Saturday night’s alright for frightin’

Halloween this year falls on a Saturday. This is great news for everyone and everything – candy companies, dentists, purveyors of slutty nurse costumes for adult revelers – except mailboxes. I don’t know if there are statistics to back me up on this, but I would wager that more mailboxes are brutalized when Halloween falls on a Saturday than when it falls on a weekday. Likewise, I would also argue that the Vermont State Police find a whole lot more drunken middle-aged vampires trying to figure out whether they are driving on asphalt or median on U. S. 7.

 

One has to presume that Saturday Halloweens are a little rowdier for everyone: The kids trick-or-treat later and the adult parties last longer.

 

Certainly my wife and I will be gearing up for more kids than usual at our front door. We’ve been in Lincoln well over two decades now and the two factors that affect how many trick-or-treaters we get are the day of the week on which the holiday falls and, yes, the weather. If you look at the calendar, you will see that Halloween has not fallen on a Saturday night since 1998. Leap year interfered with its falling on that day in 2004. Not only was Halloween a Saturday in 1998, it was downright balmy by the standards of Lincoln. That year it was my turn to trick-or-treat with our daughter, who was then a kindergartner, while my wife stayed home to give out the Brussels sprouts and the oysters. There is nothing like the face of a small child on Halloween when you give him a Brussels sprout or an oyster instead of a chocolate bar. (I’m kidding.
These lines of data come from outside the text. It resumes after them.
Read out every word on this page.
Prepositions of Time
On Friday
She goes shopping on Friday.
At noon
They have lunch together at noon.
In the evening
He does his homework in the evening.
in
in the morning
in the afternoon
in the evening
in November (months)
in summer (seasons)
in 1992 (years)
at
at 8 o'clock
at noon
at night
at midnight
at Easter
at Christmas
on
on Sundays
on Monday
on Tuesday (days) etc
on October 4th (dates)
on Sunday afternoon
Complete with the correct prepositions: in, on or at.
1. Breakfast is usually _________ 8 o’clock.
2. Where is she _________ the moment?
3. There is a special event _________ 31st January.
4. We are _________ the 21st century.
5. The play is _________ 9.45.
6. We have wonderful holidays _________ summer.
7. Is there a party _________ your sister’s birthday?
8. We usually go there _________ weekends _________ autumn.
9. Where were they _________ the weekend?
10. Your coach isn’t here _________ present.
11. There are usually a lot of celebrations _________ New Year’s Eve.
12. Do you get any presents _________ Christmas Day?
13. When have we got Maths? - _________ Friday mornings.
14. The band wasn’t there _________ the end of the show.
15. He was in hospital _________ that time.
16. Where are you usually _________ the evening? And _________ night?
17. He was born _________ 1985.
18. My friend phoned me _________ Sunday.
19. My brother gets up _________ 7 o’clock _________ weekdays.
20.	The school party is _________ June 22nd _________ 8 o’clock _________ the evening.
We have never given out Brussels sprouts. One year we did give out handfuls of chicken bouillon cubes and claim they were caramels, but that was only because we had run out of candy and had to throw something in the bag.)

 

In any case, we had roughly 200 trick-or-treaters in 1998, which is at least 75 more than most years. The lowest turnout I can recall was when Halloween fell on a Tuesday and the weather was cold and rainy: We didn’t top 100.

 

I have always been a big fan of Halloween, though there is something a little disturbing about the very premise of trick-or-treating: Give us stuff or else. It’s as if one night a year we want to encourage our kids to be bullies. I would never do this, but I have always wondered what would happen if in my best Al Pacino voice I said to a group of five-year-old tigers and princesses when they showed up at my door, their moms and dads beaming at them from the edge of the walkway, “So, ya think ya can threaten me? Ya think I’m just gonna toss a Reese’s peanut butter cup into your little bags there? Well, ya picked the wrong house, bucko. What are ya gonna do, soap my windows? Toilet-paper the trees in my yard? Bring it on! Gimme your best shot!”

 

This, of course, would only suggest to the neighborhood that I am – to use a little clinical parlance – off my meds. Besides, I really do love Halloween. When my daughter was younger, my family used to seriously decorate the house. We’d hang the four foot tall girl doll my mother gave us years ago (don’t ask) from the attic window and decapitate the four foot tall boy doll I’d had since I was a little boy (again, don’t ask). One year the girl doll used the boy’s head as a bowling ball. A local mother once told me that she didn’t bring her children by our house because it was too disturbing. I was so proud.

 

Now that our daughter is 15 and I am irrevocably middle-aged, we don’t decorate with quite so much enthusiasm. But with Halloween falling on that all too rare Saturday night this year, perhaps it’s time for one last hurrah. We’ll see. I may be older now. But no one who knows me really thinks I am any more mature.